Every year a couple of branches die in my Rose of Sharon. The rest of theshrub look happy and flowers. The sick branch wilts and dies and does not come back. Any answers?
Thank you for contacting the Toronto Master Gardeners with your inquiry.
It is difficult to know what could be the cause of your Rose of Sharon’s dying branches. These shrubs are vigorous, hardy plants with few pest or disease problems with an average life span of 20-30 years. It could be that a few of your branches have succumbed to winter kill. Rose of Sharon prefers full sun, soil that is rich and moist, and is hardy to USDA zone 5 (i.e. Canadian zone 6). Since it is borderline hardy in Toronto, it is best to give it a sheltered location to protect from winter kill.
Have you noticed any insects or holes on your leaves? Pests, which commonly attack this shrub, include aphids, spider mites, Japanese beetles and whiteflies. Have you noticed any round spots on the leaves, a symptom of fungal or bacterial disease, such as the fungal disease cercospora leaf spot. Symptoms of leaf blight first appear on the lower, older leaves as small brown spots with concentric rings that form a “bull’s eye” pattern. As the disease matures, it spreads outward on the leaf surface causing it to turn yellow, wither and die. Other diseases include gray mold, powdery mildew, cankers, and root knot nematode. Symptoms of root knot nematode include the formation of knots or galls on the roots causing the plant to be inefficient in absorbing water and nutrients. Leaves are small and the plants fail to make normal growth. Rose of Sharon Problems.Which does not seem to be your problem since you mention that the rest of your shrub is healthy and robust.
When you notice dying branches, prune away and discard all leaves, branches and stems, making sure the cuts are made with clean, sterile pruning shears or loppers.

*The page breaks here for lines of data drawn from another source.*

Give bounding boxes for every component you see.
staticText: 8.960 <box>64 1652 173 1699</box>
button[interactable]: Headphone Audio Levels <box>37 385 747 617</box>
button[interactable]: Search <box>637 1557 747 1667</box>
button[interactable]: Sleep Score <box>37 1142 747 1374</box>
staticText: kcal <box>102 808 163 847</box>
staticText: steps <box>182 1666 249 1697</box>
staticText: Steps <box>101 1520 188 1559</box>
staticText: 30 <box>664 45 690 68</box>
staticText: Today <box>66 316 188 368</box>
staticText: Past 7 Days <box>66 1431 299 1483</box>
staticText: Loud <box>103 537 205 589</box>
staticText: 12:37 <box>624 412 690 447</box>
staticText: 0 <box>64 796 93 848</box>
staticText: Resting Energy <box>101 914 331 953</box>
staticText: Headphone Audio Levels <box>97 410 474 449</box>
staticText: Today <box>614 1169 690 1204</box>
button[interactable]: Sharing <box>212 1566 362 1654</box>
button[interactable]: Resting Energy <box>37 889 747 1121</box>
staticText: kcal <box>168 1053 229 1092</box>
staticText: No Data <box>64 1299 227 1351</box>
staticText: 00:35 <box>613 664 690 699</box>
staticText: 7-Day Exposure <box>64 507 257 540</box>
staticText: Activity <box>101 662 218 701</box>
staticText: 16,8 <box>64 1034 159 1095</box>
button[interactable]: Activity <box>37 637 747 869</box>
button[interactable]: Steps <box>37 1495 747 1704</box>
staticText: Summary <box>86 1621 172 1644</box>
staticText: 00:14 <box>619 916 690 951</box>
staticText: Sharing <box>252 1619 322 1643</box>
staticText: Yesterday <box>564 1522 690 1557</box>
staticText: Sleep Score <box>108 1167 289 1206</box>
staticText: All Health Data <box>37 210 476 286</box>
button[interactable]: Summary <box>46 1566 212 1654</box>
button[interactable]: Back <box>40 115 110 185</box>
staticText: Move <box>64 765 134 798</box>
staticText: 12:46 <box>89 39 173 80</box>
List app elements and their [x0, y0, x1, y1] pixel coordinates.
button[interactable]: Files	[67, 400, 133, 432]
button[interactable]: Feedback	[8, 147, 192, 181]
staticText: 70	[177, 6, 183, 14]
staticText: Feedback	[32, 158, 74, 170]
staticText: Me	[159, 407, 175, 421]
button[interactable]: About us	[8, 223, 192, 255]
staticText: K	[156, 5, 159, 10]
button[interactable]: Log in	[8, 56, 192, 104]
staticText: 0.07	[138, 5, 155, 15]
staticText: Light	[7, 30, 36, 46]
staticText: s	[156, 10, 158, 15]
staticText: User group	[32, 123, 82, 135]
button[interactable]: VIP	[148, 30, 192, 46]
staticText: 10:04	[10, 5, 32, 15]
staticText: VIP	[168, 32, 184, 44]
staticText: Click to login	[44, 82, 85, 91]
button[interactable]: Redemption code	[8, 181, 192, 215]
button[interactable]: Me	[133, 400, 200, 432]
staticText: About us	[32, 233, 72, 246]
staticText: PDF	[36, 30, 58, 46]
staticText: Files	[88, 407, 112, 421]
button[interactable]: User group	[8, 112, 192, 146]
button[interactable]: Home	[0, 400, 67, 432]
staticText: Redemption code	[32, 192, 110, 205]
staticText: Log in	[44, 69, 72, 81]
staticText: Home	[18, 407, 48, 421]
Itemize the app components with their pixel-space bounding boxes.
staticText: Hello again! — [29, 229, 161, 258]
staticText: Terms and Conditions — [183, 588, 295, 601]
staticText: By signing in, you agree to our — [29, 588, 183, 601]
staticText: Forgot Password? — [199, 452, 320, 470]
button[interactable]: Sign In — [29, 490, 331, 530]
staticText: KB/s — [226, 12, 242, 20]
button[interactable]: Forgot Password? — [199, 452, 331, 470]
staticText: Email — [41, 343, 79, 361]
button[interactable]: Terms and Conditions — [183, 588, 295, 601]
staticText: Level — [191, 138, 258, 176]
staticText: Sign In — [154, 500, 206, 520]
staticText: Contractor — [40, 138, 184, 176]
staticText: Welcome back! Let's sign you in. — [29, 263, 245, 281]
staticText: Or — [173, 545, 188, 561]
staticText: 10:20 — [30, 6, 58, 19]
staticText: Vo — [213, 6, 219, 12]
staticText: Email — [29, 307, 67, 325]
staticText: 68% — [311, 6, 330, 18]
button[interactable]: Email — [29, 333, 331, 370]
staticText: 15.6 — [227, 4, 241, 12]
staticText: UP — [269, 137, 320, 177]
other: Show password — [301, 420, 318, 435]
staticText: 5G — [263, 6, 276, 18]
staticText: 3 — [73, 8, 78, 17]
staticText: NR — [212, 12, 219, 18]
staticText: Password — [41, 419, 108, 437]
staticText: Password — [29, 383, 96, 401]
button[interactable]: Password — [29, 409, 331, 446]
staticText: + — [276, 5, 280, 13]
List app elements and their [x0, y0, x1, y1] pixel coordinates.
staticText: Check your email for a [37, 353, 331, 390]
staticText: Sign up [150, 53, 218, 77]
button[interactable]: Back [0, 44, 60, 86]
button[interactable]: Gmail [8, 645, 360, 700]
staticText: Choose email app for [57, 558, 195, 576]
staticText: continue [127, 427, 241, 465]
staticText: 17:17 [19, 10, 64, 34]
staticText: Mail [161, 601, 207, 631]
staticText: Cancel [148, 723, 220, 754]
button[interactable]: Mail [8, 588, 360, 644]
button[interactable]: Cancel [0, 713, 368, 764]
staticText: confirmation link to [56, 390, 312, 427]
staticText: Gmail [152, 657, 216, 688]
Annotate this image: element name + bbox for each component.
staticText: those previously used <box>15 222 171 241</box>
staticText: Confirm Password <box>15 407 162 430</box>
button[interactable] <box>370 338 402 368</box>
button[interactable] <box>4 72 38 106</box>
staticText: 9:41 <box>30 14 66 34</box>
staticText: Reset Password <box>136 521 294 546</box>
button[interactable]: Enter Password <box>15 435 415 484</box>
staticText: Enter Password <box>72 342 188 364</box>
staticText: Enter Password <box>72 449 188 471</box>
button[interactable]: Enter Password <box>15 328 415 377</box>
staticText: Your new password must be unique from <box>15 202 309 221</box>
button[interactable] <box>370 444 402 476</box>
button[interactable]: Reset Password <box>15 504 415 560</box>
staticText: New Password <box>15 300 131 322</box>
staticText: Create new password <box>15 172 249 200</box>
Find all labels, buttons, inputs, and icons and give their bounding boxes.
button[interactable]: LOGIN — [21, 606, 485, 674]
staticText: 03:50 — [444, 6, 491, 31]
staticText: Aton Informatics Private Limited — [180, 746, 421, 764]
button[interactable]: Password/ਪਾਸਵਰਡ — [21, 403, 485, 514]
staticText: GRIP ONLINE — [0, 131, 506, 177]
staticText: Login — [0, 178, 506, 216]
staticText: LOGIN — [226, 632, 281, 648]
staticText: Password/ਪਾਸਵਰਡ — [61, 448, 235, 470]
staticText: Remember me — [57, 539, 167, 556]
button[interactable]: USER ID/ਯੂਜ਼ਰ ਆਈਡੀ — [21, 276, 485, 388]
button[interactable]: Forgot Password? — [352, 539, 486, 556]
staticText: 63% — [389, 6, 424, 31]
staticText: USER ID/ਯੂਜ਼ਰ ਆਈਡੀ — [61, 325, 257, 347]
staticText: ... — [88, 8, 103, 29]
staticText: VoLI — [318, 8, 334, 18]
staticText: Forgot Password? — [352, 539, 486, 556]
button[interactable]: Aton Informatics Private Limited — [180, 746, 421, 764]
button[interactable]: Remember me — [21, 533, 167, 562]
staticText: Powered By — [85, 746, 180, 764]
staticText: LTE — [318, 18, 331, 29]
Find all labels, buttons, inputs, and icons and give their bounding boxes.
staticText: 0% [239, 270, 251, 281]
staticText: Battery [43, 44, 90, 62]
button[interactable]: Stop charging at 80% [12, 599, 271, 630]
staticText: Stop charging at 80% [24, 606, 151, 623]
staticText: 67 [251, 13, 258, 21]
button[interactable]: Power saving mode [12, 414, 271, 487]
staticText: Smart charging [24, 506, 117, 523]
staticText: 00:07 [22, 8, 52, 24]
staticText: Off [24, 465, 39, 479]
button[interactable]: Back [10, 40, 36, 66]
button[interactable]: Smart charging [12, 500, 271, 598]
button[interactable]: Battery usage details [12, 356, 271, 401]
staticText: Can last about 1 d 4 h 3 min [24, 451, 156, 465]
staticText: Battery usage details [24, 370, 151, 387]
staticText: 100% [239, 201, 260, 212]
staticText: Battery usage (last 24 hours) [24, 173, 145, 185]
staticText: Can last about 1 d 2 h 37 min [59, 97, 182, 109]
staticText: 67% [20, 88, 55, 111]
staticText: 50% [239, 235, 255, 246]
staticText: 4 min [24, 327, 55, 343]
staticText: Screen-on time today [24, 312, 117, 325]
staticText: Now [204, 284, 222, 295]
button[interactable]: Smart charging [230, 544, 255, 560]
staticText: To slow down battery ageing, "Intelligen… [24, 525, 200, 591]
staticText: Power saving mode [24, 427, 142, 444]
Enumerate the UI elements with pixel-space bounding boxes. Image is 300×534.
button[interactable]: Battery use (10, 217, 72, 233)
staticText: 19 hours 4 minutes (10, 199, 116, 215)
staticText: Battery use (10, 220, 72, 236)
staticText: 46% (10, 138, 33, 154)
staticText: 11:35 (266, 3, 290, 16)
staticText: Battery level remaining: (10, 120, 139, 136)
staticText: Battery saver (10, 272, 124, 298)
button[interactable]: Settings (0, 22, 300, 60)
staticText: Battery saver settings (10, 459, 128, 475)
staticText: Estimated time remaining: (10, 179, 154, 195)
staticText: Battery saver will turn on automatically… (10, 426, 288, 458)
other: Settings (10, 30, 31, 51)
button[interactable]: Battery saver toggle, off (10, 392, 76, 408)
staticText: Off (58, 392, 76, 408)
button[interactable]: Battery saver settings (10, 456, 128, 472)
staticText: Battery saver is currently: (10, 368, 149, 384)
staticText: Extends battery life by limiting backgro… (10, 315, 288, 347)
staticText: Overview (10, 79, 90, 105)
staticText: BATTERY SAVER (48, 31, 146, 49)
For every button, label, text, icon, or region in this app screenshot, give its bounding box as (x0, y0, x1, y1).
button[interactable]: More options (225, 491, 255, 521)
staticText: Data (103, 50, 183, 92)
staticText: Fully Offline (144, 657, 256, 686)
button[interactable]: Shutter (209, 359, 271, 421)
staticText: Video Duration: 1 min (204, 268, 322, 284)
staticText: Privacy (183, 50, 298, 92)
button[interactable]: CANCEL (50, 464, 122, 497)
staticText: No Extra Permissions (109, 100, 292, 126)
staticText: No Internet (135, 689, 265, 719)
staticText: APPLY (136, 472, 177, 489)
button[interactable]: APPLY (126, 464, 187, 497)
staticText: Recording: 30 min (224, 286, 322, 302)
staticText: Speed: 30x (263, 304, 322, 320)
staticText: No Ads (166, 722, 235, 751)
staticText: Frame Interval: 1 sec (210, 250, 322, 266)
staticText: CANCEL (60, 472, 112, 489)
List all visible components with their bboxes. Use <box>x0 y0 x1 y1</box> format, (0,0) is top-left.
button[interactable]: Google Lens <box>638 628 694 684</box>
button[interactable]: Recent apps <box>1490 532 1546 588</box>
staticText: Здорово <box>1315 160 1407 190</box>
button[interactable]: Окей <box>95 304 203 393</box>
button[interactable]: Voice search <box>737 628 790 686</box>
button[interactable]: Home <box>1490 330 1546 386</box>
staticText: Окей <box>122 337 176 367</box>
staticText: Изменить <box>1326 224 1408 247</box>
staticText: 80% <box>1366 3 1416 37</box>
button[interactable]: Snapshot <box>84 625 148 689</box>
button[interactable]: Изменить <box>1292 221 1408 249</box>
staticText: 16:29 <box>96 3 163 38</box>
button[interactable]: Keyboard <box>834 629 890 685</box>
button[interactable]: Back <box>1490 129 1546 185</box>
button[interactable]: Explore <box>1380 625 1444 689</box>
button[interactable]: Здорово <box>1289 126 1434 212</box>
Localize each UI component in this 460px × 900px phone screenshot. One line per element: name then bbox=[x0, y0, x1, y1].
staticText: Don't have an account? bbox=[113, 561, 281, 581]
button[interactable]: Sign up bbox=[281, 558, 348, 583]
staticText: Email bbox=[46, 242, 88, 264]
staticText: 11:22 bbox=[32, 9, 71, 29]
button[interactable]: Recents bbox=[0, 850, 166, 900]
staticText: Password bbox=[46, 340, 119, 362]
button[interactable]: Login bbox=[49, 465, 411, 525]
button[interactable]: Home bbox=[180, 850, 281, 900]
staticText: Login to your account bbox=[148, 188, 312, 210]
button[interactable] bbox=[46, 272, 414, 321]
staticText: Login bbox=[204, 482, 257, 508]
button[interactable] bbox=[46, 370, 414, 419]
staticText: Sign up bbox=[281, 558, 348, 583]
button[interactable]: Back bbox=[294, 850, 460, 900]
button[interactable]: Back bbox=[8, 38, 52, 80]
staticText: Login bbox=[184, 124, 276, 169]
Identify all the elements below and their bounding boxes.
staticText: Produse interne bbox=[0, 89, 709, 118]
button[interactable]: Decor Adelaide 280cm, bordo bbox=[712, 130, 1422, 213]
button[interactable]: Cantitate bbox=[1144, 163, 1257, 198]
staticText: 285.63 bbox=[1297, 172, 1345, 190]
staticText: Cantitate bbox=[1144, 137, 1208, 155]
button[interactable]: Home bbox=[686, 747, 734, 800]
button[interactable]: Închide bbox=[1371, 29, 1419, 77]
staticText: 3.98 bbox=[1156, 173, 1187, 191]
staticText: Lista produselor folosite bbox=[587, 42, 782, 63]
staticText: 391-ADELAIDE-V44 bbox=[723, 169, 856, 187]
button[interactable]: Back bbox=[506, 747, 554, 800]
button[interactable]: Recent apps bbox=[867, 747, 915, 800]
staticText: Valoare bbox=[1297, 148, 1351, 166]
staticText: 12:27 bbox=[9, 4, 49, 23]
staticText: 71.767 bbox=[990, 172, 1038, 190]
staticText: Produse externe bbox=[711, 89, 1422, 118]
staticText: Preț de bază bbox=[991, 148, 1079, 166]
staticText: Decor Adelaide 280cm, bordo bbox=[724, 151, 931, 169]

Giving it a good 2-3 inch layer of organic mulch around the root zone in the fall will also help. In late spring, after it has leafed out, prune out the winter damaged branches and apply a balanced 10-10-10 fertilizer to give it a head start. A mid-summer application of a low nitrogen 0-10-10 fertilizer will promote root health and flower production. Do not apply fertilizer after August, as this will encourage tender new growth that will not overwinter. Water deeply but not too frequently, and take care not to let in sit in wet soil or the roots will drown. Amend the soil yearly to keep it humus rich and healthy.
A healthy shrub is better able to defend itself against most pests and diseases.